Кто видел танцующего Нижинского, тому всегда будет его недоставать, тот будет раздумывать над его ужасным уходом в область жалкого безумия, где теперь пребывает тот, чье тело жило в пространстве без какой-либо поддержки, без опоры и, по чьему-то живописному замечанию, казалось иногда написанным на потолке. Кто его не видел, никогда не узнает, каков был могучий юноша, опьяненный ритмической силой, поражавший гибкостью своих мускулов, как поражает ребенка на лугу кузнечик, играющий своими стальными ногами».
Нижинский тем более поразил парижан, что в Париже давно уже забыли, что может существовать самостоятельный мужской танец, что можно восторгаться не только грацией танцовщицы, но и элевацией и божественностью танцовщика, – пришлось вспомнить о временах Вестриса… Кроме Нижинского в русском балете оказались сильные
Из танцовщиц Париж тотчас же обоготворил Т. Карсавину и Анну Павлову. Карсавина и Нижинский сделались любимцами публики, и им пелись гимны. Как иначе назвать такие «критические отзывы», как в «Figaro», в котором Р. Брюссель писал, что Карсавина похожа на «танцующее пламя, в свете и тенях которого обитает томная нега. Ни один резкий штрих не нарушает гармонии ее движений: ее танцы – это нежнейшие тона и рисунок воздушной пастели. И когда на фоне матовой белизны очаровательного лица раскрываются ее глубокие, черные глаза, то кажется, будто перед нами прелестный призрак Поэзии и Грации, воплотившихся в ее образе…» Или: «Орфические гимны прославляли бы некогда ее между „облаками благовоний“, которые называются мирра и „аромат Афродиты“, не имеющий имени… Казалось, что она склонялась только под тяжестью неизъяснимых прелестей».

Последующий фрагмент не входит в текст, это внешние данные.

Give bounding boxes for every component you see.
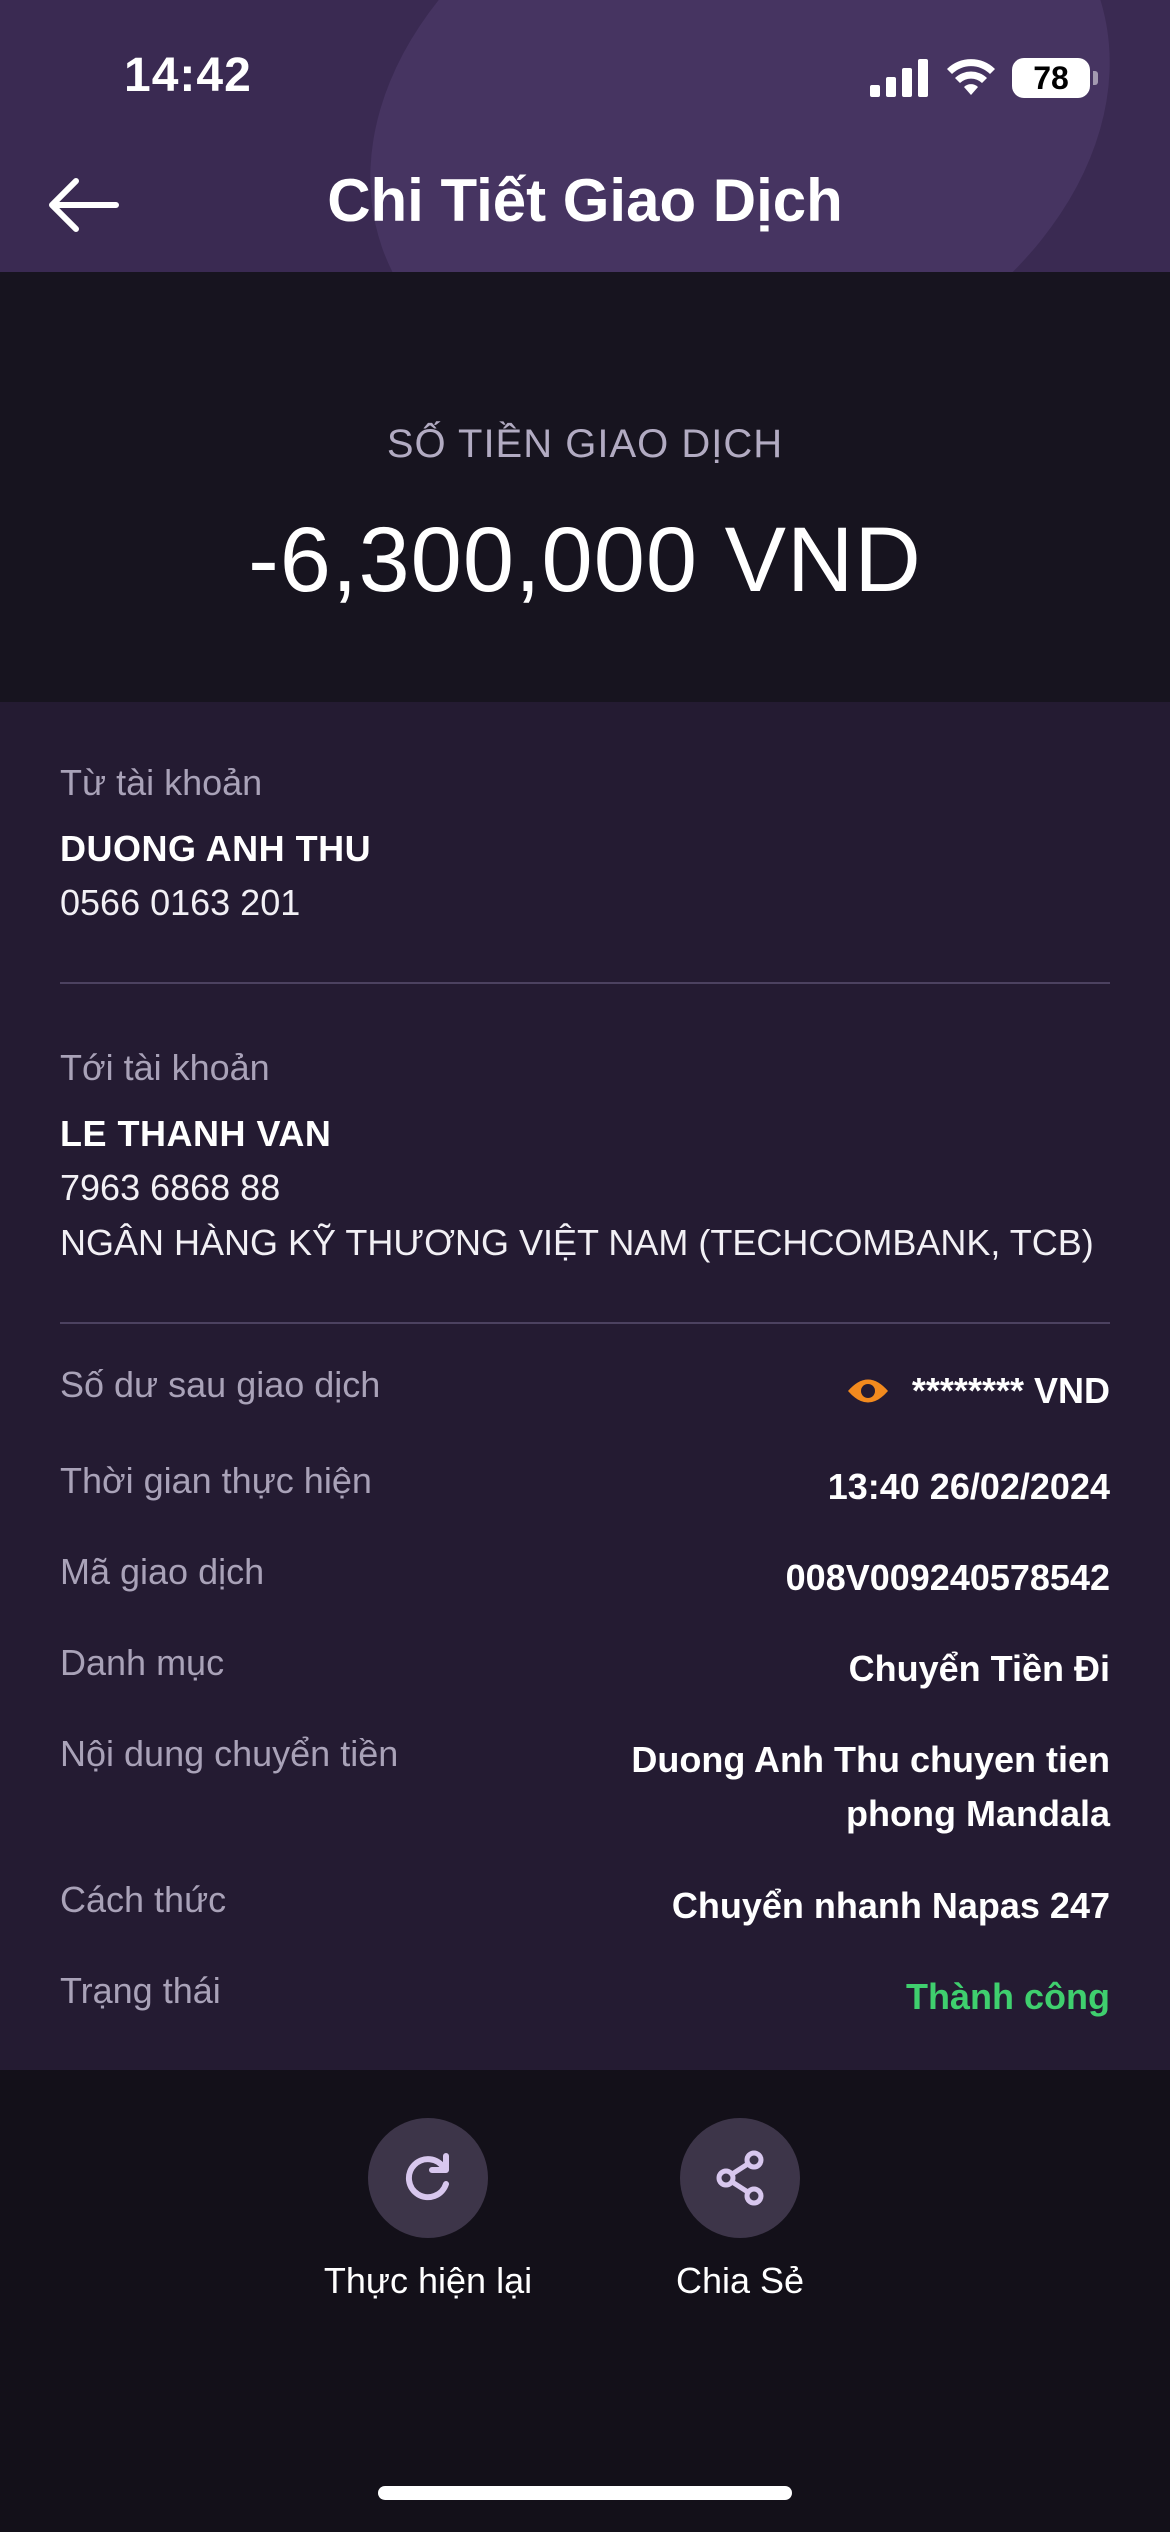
- transaction-code-row: Mã giao dịch 008V009240578542: [60, 1551, 1110, 1605]
- share-button[interactable]: Chia Sẻ: [590, 2118, 890, 2302]
- home-indicator[interactable]: [378, 2486, 792, 2500]
- redo-circle[interactable]: [368, 2118, 488, 2238]
- share-icon: [716, 2150, 764, 2206]
- action-bar: Thực hiện lại Chia Sẻ: [0, 2070, 1170, 2532]
- status-label: Trạng thái: [60, 1970, 221, 2011]
- content-row: Nội dung chuyển tiền Duong Anh Thu chuye…: [60, 1733, 1110, 1841]
- time-value: 13:40 26/02/2024: [827, 1466, 1110, 1507]
- refresh-icon: [405, 2153, 449, 2201]
- eye-icon[interactable]: [846, 1374, 890, 1408]
- wifi-icon: [947, 59, 995, 95]
- balance-label: Số dư sau giao dịch: [60, 1364, 381, 1405]
- divider: [60, 1322, 1110, 1324]
- from-account-name: DUONG ANH THU: [60, 828, 372, 869]
- from-account-number: 0566 0163 201: [60, 882, 301, 923]
- amount-label: SỐ TIỀN GIAO DỊCH: [386, 422, 784, 466]
- amount-value: -6,300,000 VND: [248, 509, 922, 611]
- content-label: Nội dung chuyển tiền: [60, 1733, 399, 1774]
- balance-value: ******** VND: [911, 1370, 1110, 1411]
- time-row: Thời gian thực hiện 13:40 26/02/2024: [60, 1460, 1110, 1514]
- transaction-details: Từ tài khoản DUONG ANH THU 0566 0163 201…: [0, 702, 1170, 2070]
- to-account-number: 7963 6868 88: [60, 1167, 281, 1208]
- status-row: Trạng thái Thành công: [60, 1970, 1110, 2024]
- method-value: Chuyển nhanh Napas 247: [671, 1885, 1110, 1926]
- divider: [60, 982, 1110, 984]
- content-value-line1: Duong Anh Thu chuyen tien: [631, 1739, 1110, 1780]
- from-account-label: Từ tài khoản: [60, 762, 263, 803]
- header: 14:42 78 Chi Tiết Giao Dịch: [0, 0, 1170, 272]
- category-row: Danh mục Chuyển Tiền Đi: [60, 1642, 1110, 1696]
- method-row: Cách thức Chuyển nhanh Napas 247: [60, 1879, 1110, 1933]
- content-value: Duong Anh Thu chuyen tien phong Mandala: [631, 1733, 1110, 1841]
- status-icons: 78: [870, 56, 1098, 100]
- to-account-name: LE THANH VAN: [60, 1113, 332, 1154]
- transaction-code-value: 008V009240578542: [785, 1557, 1110, 1598]
- amount-section: SỐ TIỀN GIAO DỊCH -6,300,000 VND: [0, 272, 1170, 702]
- balance-value-group: ******** VND: [846, 1364, 1110, 1418]
- page-title: Chi Tiết Giao Dịch: [327, 167, 843, 234]
- battery-indicator: 78: [1012, 58, 1098, 98]
- redo-button[interactable]: Thực hiện lại: [278, 2118, 578, 2302]
- to-account-label: Tới tài khoản: [60, 1047, 270, 1088]
- status-time: 14:42: [124, 49, 252, 102]
- category-label: Danh mục: [60, 1642, 225, 1683]
- category-value: Chuyển Tiền Đi: [848, 1648, 1110, 1689]
- share-circle[interactable]: [680, 2118, 800, 2238]
- share-label: Chia Sẻ: [675, 2260, 805, 2301]
- redo-label: Thực hiện lại: [323, 2260, 533, 2301]
- to-account-bank: NGÂN HÀNG KỸ THƯƠNG VIỆT NAM (TECHCOMBAN…: [60, 1222, 1094, 1263]
- cellular-signal-icon: [870, 59, 928, 97]
- time-label: Thời gian thực hiện: [60, 1460, 372, 1501]
- content-value-line2: phong Mandala: [846, 1793, 1110, 1834]
- balance-row: Số dư sau giao dịch ******** VND: [60, 1364, 1110, 1418]
- status-value: Thành công: [906, 1976, 1110, 2017]
- method-label: Cách thức: [60, 1879, 227, 1920]
- transaction-code-label: Mã giao dịch: [60, 1551, 265, 1592]
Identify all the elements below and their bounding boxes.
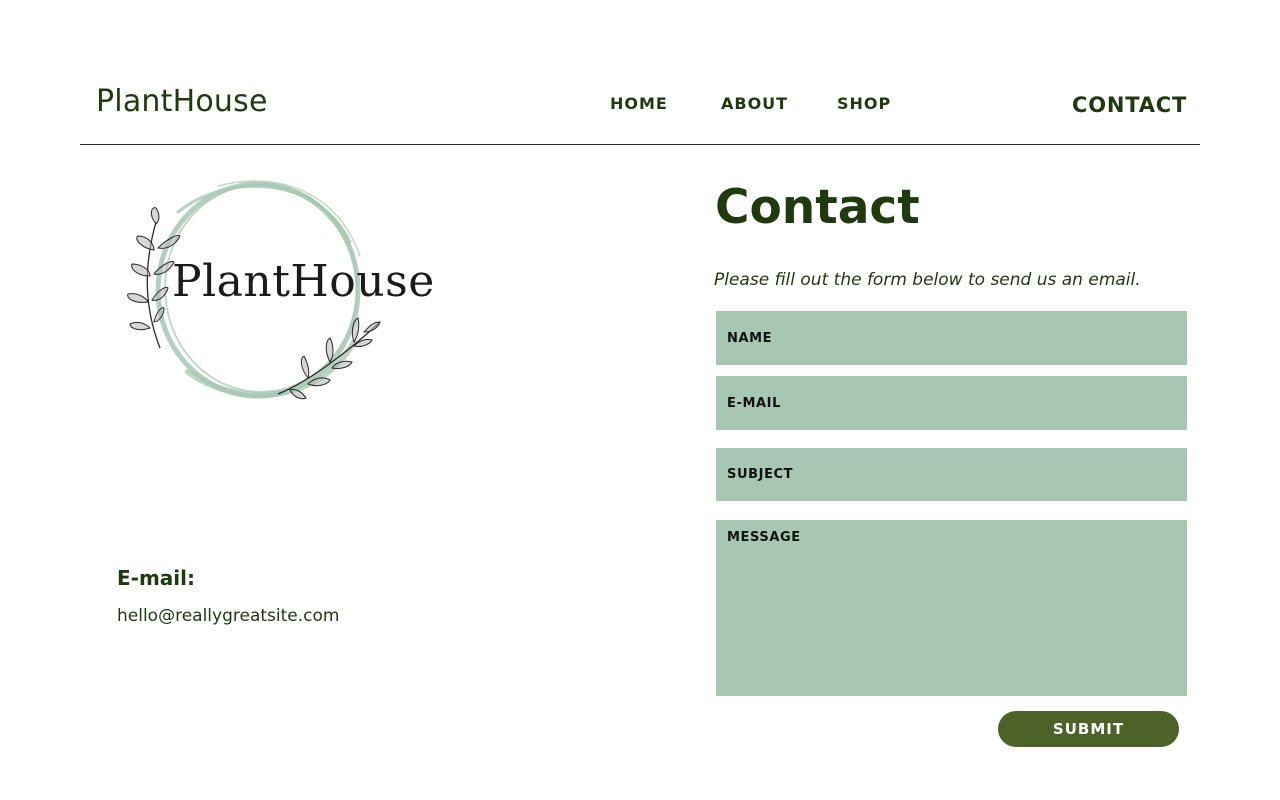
subject-field[interactable]	[716, 448, 1187, 501]
email-address-link[interactable]: hello@reallygreatsite.com	[117, 606, 339, 626]
nav-about-link[interactable]: ABOUT	[721, 94, 788, 113]
message-field[interactable]	[716, 520, 1187, 696]
header-divider	[80, 144, 1200, 145]
logo-wordmark: PlantHouse	[172, 256, 435, 307]
page-title: Contact	[715, 180, 920, 235]
nav-shop-link[interactable]: SHOP	[837, 94, 891, 113]
nav-home-link[interactable]: HOME	[610, 94, 668, 113]
brand-logo-text[interactable]: PlantHouse	[96, 84, 268, 119]
email-field[interactable]	[716, 376, 1187, 430]
submit-button[interactable]: SUBMIT	[998, 711, 1179, 747]
name-field[interactable]	[716, 311, 1187, 365]
nav-contact-link[interactable]: CONTACT	[1072, 93, 1187, 117]
email-heading: E-mail:	[117, 566, 196, 590]
form-intro-text: Please fill out the form below to send u…	[714, 270, 1141, 290]
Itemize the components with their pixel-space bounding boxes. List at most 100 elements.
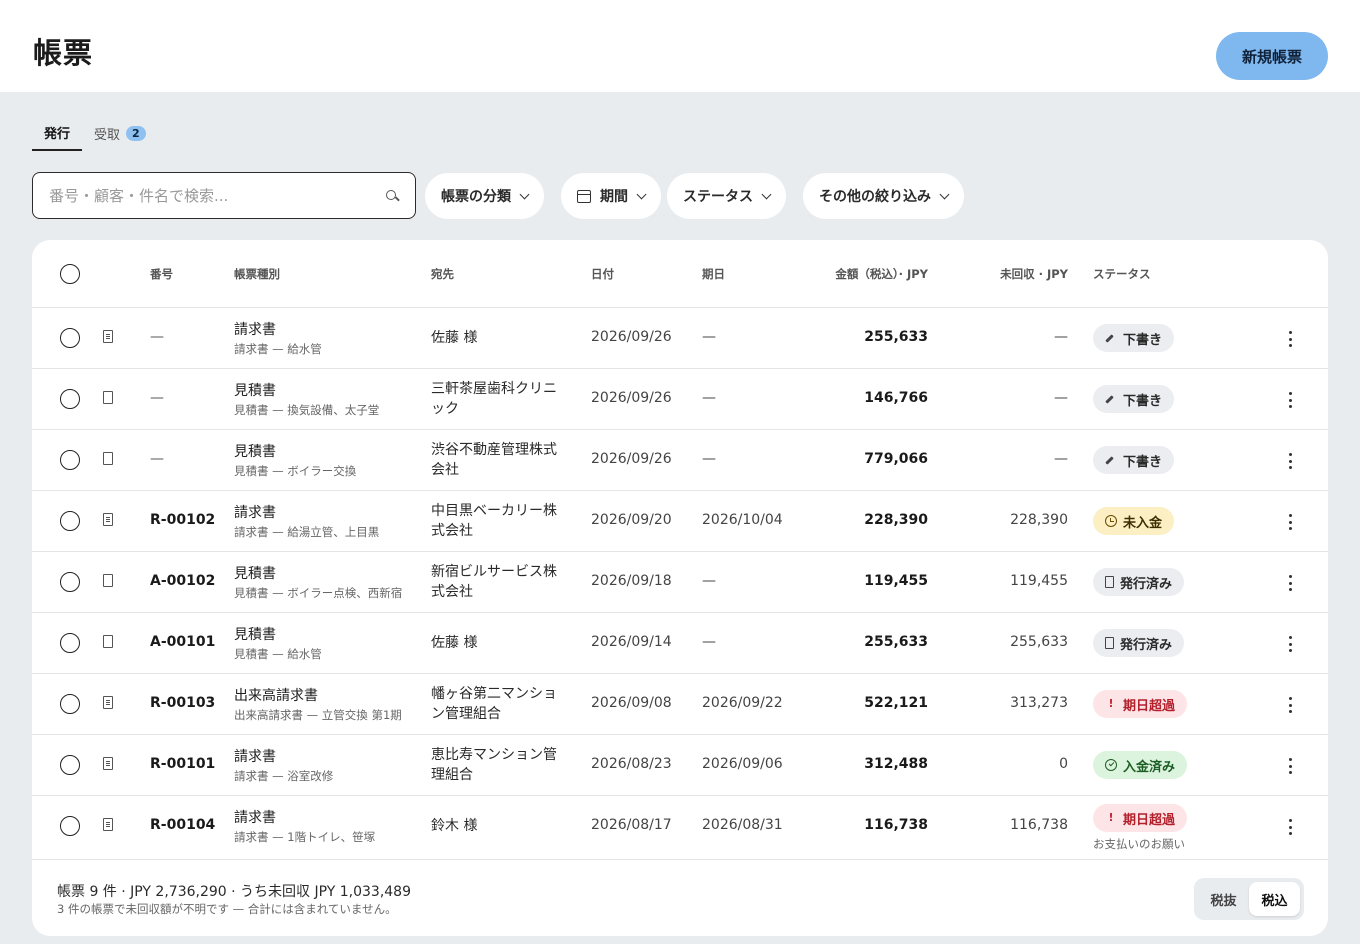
row-checkbox[interactable] (60, 450, 80, 470)
row-checkbox[interactable] (60, 694, 80, 714)
row-checkbox[interactable] (60, 328, 80, 348)
row-subject: 見積書 — ボイラー交換 (234, 464, 357, 478)
row-menu-icon[interactable] (1288, 697, 1292, 713)
status-label: 下書き (1123, 332, 1163, 348)
row-menu-icon[interactable] (1288, 331, 1292, 347)
row-dest: 恵比寿マンション管理組合 (431, 747, 557, 783)
row-menu-icon[interactable] (1288, 819, 1292, 835)
status-label: 期日超過 (1123, 698, 1176, 714)
filter-more[interactable]: その他の絞り込み (803, 173, 964, 219)
col-number[interactable]: 番号 (150, 266, 173, 282)
row-subject: 請求書 — 1階トイレ、笹塚 (234, 830, 376, 844)
row-menu-icon[interactable] (1288, 514, 1292, 530)
tab-received-badge: 2 (126, 126, 146, 141)
table-row[interactable]: — 見積書 見積書 — ボイラー交換 渋谷不動産管理株式会社 2026/09/26 — 77… (32, 430, 1328, 491)
row-number[interactable]: — (150, 451, 164, 467)
tab-issued[interactable]: 発行 (32, 116, 83, 151)
status-label: 下書き (1123, 454, 1163, 470)
status-label: 未入金 (1123, 515, 1163, 531)
row-checkbox[interactable] (60, 755, 80, 775)
row-menu-icon[interactable] (1288, 575, 1292, 591)
row-number[interactable]: R-00103 (150, 695, 215, 711)
row-unpaid: — (1054, 329, 1068, 345)
table-row[interactable]: R-00101 請求書 請求書 — 浴室改修 恵比寿マンション管理組合 2026/08/… (32, 735, 1328, 796)
search-icon[interactable] (385, 189, 399, 203)
row-dest: 三軒茶屋歯科クリニック (431, 381, 557, 417)
file-icon (1105, 576, 1114, 588)
table-row[interactable]: A-00101 見積書 見積書 — 給水管 佐藤 様 2026/09/14 — 255,63… (32, 613, 1328, 674)
row-date: 2026/08/23 (591, 756, 672, 772)
row-subject: 出来高請求書 — 立管交換 第1期 (234, 708, 402, 722)
col-status[interactable]: ステータス (1093, 266, 1151, 282)
row-kind: 見積書 見積書 — ボイラー点検、西新宿 (234, 563, 402, 601)
row-menu-icon[interactable] (1288, 392, 1292, 408)
row-due: 2026/09/22 (702, 695, 783, 711)
row-checkbox[interactable] (60, 572, 80, 592)
check-icon (1105, 759, 1117, 771)
status-badge: 下書き (1093, 324, 1175, 352)
row-number[interactable]: — (150, 329, 164, 345)
row-checkbox[interactable] (60, 511, 80, 531)
row-number[interactable]: R-00101 (150, 756, 215, 772)
row-amount: 116,738 (864, 817, 928, 833)
chevron-down-icon (939, 189, 950, 199)
filter-status[interactable]: ステータス (667, 173, 786, 219)
col-dest[interactable]: 宛先 (431, 266, 454, 282)
new-document-button[interactable]: 新規帳票 (1216, 32, 1328, 80)
table-row[interactable]: — 請求書 請求書 — 給水管 佐藤 様 2026/09/26 — 255,633 — 下書き (32, 308, 1328, 369)
row-menu-icon[interactable] (1288, 453, 1292, 469)
invoice-document-icon (103, 330, 113, 343)
pencil-icon (1105, 455, 1114, 465)
tab-received[interactable]: 受取 2 (82, 116, 158, 151)
filter-document-category[interactable]: 帳票の分類 (425, 173, 544, 219)
chevron-down-icon (636, 189, 647, 199)
table-row[interactable]: R-00102 請求書 請求書 — 給湯立管、上目黒 中目黒ベーカリー株式会社 2026… (32, 491, 1328, 552)
row-kind: 見積書 見積書 — ボイラー交換 (234, 441, 356, 479)
page-title: 帳票 (33, 36, 94, 70)
row-checkbox[interactable] (60, 633, 80, 653)
row-checkbox[interactable] (60, 816, 80, 836)
row-kind: 見積書 見積書 — 給水管 (234, 624, 322, 662)
select-all-checkbox[interactable] (60, 264, 80, 284)
row-amount: 228,390 (864, 512, 928, 528)
row-unpaid: 0 (1059, 756, 1068, 772)
col-date[interactable]: 日付 (591, 266, 614, 282)
row-number[interactable]: A-00101 (150, 634, 215, 650)
quote-document-icon (103, 391, 113, 404)
table-row[interactable]: — 見積書 見積書 — 換気設備、太子堂 三軒茶屋歯科クリニック 2026/09/26 —… (32, 369, 1328, 430)
invoice-document-icon (103, 513, 113, 526)
row-amount: 255,633 (864, 329, 928, 345)
row-menu-icon[interactable] (1288, 636, 1292, 652)
clock-icon (1105, 515, 1117, 527)
quote-document-icon (103, 635, 113, 648)
row-date: 2026/08/17 (591, 817, 672, 833)
row-amount: 255,633 (864, 634, 928, 650)
row-menu-icon[interactable] (1288, 758, 1292, 774)
row-number[interactable]: R-00104 (150, 817, 215, 833)
search-input[interactable] (49, 186, 385, 205)
col-kind[interactable]: 帳票種別 (234, 266, 280, 282)
row-number[interactable]: R-00102 (150, 512, 215, 528)
row-amount: 522,121 (864, 695, 928, 711)
filter-period[interactable]: 期間 (561, 173, 661, 219)
row-number[interactable]: A-00102 (150, 573, 215, 589)
table-row[interactable]: R-00104 請求書 請求書 — 1階トイレ、笹塚 鈴木 様 2026/08/17 20… (32, 796, 1328, 860)
row-dest: 中目黒ベーカリー株式会社 (431, 503, 557, 539)
toggle-tax-excluded[interactable]: 税抜 (1198, 882, 1249, 916)
col-amount[interactable]: 金額（税込）· JPY (835, 266, 928, 282)
status-label: 期日超過 (1123, 812, 1176, 828)
col-unpaid[interactable]: 未回収 · JPY (1000, 266, 1068, 282)
row-unpaid: — (1054, 390, 1068, 406)
row-dest: 渋谷不動産管理株式会社 (431, 442, 557, 478)
row-kind-label: 見積書 (234, 383, 276, 399)
invoice-document-icon (103, 818, 113, 831)
table-row[interactable]: A-00102 見積書 見積書 — ボイラー点検、西新宿 新宿ビルサービス株式会社 20… (32, 552, 1328, 613)
col-due[interactable]: 期日 (702, 266, 725, 282)
chevron-down-icon (761, 189, 772, 199)
toggle-tax-included[interactable]: 税込 (1249, 882, 1300, 916)
row-number[interactable]: — (150, 390, 164, 406)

Такие же восторженные дифирамбы пелись и Анне Павловой. Откровением для Парижа был и кордебалет, ансамбль, с его совершенно необычной психологической экспрессивностью. «Intransigeant» писал: «Русский балет чарует нас своим ансамблем, той добросовестностью и тем энтузиазмом, с которыми вся труппа исполняет малейшие детали. У нас, когда балерина танцует, кордебалет остается словно вросшим в землю, с повисшими руками. У русских же вся сцена залита лихорадочным ожиданием, среди которого отдельные балерины врываются в общую пляску и появляются на гребне ее, подобно морским травам, что приносятся на берег волною и вновь уносятся ею…» Еще определеннее писал (в 1910 году) о «новом принципе русского балета» Henri Gheon [Анри Геон] в «Nouvelle Revue Fran?aise»: «Прошло время для балетов, приносившихся в жертву „этуали“ [123] . Царство этуали миновало, как и царство тенора. Для того чтобы быть справедливым по отношению к русской труппе, следовало бы избегать малейших упоминаний об ее отдельных исполнителях. Она стоит выше всех индивидуальных ценностей, ее составляющих. Она обладает высшим достоинством казаться неразложимой на отдельные личности и составлять одно целое с произведением, ею изображаемым, так что кажется, будто она родилась от музыки, чтобы раствориться в красках декораций».
123
От etoile (фр.) – звезда.
Живопись декораций и костюмов, танцовщики, танцовщицы и кордебалет, прекрасный, праздничный спектакль – вот что поразило в 1909 году парижского зрителя и произвело на него наибольшее впечатление. Рядом с этим впечатлением надо поставить впечатление от музыки опер и балетов – в этом сезоне окончательно была закреплена победа русской музыки, одержанная Дягилевым в двух предыдущих сезонах (этой победе значительно способствовало прекрасное ведение оркестра Купером). Глинка, Чайковский, Бородин, Римский-Корсаков, Мусоргский, Глазунов становятся уже привычно-любимыми именами. В этом отношении следует отметить «Le Festin», о котором одни русские критики (Я. Тугендхольд) писали, что он «производит неприятное впечатление какого-то торжественного, коронационного дивертисмента, но отдельные номера его интересны», а другие (В. Светлов) утверждали, что «парижскую публику и критику чрезвычайно интересовали эти спектакли своей художественной концепцией, своим ансамблем». «Le Festin» состоял из марша из «Золотого петушка» Римского-Корсакова, Лезгинки Глинки, «Птицы» Чайковского, Чардаша Глазунова, Гопака Мусоргского, Мазурки Глинки, Трепака Чайковского, Grand Pas Classique Hongrois [124] Глазунова и Финала из Второй симфонии Чайковского (отдельные вставные номера на музыку С. Танеева, Н. Римского-Корсакова, М. Глинки, А. Глазунова и М. Мусорского были и в «Клеопатре»).
124
Большой классический венгерский танец (последнее действие балета «Раймонда»). – Ред.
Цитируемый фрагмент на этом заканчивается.